Lake George

Lake George
Lake George - from Tongue Mtn Range - 11/11/2011

Wednesday, September 26, 2012

Hoffman Notch Trail - 9/22/12

The Hoffman Notch Wilderness in the Towns of Schroon, Minerva and North Hudson NY doesn't offer a lot of marked hiking trails, but the trail from Blue Ridge Road in North Hudson to Hoffman Notch is spectacular.  We took the afternoon to follow the trail south along Hoffman Notch Brook (which flows northward) until the brook veered away from the trail towards a couple un-named ponds south of Hornet Cobbles.  At that point, our goal was to bushwhack to the pond shown on the map in Hornet Notch (see map below).

Pictures of small of the new foot bridges!
If we had stayed on the Hoffman Notch trail, it extends 7.4 miles to Loch Muller. Approximately halfway through its' 7.4 mile journey to Loch Muller is a pond known as Big Marsh. South of Big Marsh, the trail follows the north branch of Trout Brook. In any case, our destination was the unknown pond.

Just before Hoffman Notch Brook reaches Blue Ridge Road it intersects with Sand Pond Brook. Beavers have flooded out the area thereby placing a small section of the trail under water. Fortunately trail crews have begun working on this trail in recent months and have put in at least 6 new foot bridges over the Hoffman Notch Brook between Big Marsh and Blue Ridge Road.

Hopefully they will address the flooded beaver area soon, but it's nice to see the progress. The crew has also done some work on the trail itself in addition to the brook crossings.

Hoffman Notch Brook has lots of inviting cascades

We made our way across the flooded beaver areas and then enjoyed the trail along the brook until it came time for our bushwhack.  It took us about an hour to reach the location where we turned off the trail.  The forest was a mix of hardwoods and pines at that location and not too difficult to navigate.  Unfortunately, Leesa stepped on a hornets nest in the ground shortly after our bushwhack began and she was rewarded with 5 bee stings.

A track tread relic and a reminder of earlier days in the Notch

After 20-30 minutes we reached our destination just as a light rain was beginning to fall.  It was nice to see a pond that very few people trek in to see.   I'm guessing that probably less than 25-50 people see this pond in any given year.

Rev took a couple swims but she's high and dry here

We didn't linger, as the weather was going downhill.  We also didn't know how much the bee stings were going to bother Leesa.  She claims she doesn't ever remember being stung by a bee as an adult.  I can't imagine that.  I get stung every year.

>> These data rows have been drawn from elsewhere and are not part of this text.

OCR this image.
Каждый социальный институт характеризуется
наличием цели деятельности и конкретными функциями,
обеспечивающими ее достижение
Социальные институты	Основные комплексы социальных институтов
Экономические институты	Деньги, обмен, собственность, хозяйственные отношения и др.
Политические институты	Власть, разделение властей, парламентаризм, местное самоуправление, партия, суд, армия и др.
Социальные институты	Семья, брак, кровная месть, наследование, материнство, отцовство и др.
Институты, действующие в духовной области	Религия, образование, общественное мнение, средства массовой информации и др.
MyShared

We retraced our route back out and just before we reached the flooded area again we saw a group of three people on there way in to do some rock climbing.   I was kind of surprised by that since it was already 4 PM.  They weren't carrying any gear to stay overnight. 

Our end destination... an un-named pond just SW of Hornet Cobbles

I'll be returning to this are to check on the progress of the trail crew in making a crossing over the beaver flood zone.  Once that area is easily crossed, it will be an enjoyable trip for anyone to hike south into the notch.

Leesa making her way across a beaver flooded Sand Pond Brook 

The trailhead at Blue Ridge Road

Our route shown in blue (click to enlarge)

Hike Stats:
Hike Distance:  8 miles
Hike Time:  5.5 hours
Total Vertical Gain:  800'


  1. Have you bushwhacked up the Hornet Cobbles? I wonder if there are any views there.

    Also, I wonder where those guys were heading to climb. I wasn't aware of any rock climbing in that area.

    1. I have not, but I'll get there. I'm guessing there are no views. It looks pretty thick.

      The climbers were a guy with his wife and sister. They may have been doing a scramble and not a technical climb. They didn't appear to have any climbing gear with them, and your right, I don't know of any climbing there either.

  2. Thanks for the awesome intro to the Blue Ridge Road entrance. Any new info on the beaver flooded area?

    1. I just passe through there today en route to Washburn Ridge. The area is still flooded, but you should be able to make your may through there. Some people have laid some branches down to help with the crossing. Grab a stick to give yourself some balance if you don't have trekking poles with you.